Pulling one aside, I sat on the pillow and lapsed into my habitual meditation pose, legs in half lotus, palms down and forefinger-thumb circled knees. I don’t know how long I breathed into the space which sucked out all noise save the air conditioner among three breathers. The desert outside did not exist in this room resonant with an abundance of meditations past: innumerable daily practicing monks and others since the 40s. Rich with endeavor and calm, I fell into the room’s focused peace.
The sweaty outdoor hike that followed contrasted deeply with steep climbs and declines along a narrow, mud-hardened, bramble-lined, winding path amid the chaparral—the shrine trail–leading to five meditative spaces symbolic of five religions or practices: Islam, Christianity, Buddhism, Judaism and Vedanta. The highest spot is the last, the Vedanta, which embraces both physically (highest climb) and spiritually all the others.

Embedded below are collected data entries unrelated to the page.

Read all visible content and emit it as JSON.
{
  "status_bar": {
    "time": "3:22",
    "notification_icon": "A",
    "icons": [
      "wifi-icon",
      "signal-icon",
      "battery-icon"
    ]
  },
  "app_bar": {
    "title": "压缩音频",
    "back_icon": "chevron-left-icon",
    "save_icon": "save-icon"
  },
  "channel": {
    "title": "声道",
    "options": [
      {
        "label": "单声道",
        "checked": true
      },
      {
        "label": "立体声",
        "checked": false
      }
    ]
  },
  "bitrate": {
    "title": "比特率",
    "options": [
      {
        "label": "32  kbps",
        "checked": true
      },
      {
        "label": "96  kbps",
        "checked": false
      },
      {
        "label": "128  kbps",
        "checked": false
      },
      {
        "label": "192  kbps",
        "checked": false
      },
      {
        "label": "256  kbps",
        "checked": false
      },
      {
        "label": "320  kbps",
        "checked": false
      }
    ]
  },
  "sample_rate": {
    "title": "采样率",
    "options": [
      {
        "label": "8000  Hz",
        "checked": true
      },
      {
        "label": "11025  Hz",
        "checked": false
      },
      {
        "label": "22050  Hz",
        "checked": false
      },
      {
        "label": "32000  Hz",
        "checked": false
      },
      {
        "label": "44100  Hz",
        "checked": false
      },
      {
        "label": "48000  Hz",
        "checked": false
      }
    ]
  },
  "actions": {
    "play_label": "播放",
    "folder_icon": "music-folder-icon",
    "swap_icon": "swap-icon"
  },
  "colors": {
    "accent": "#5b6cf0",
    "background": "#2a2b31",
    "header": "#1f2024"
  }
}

On the way out, the 18 year old son of a friend who accompanied me, purchased in the gift shop a jar of honey produced by the bees the monks keep on the property and allow to swarm the lily-laced fountain pool surrounding the shrine statue located between the mess hall and library. He had never tried honey before. And so the little jaunt ended as it began with the same, sweet, subdued astonishment.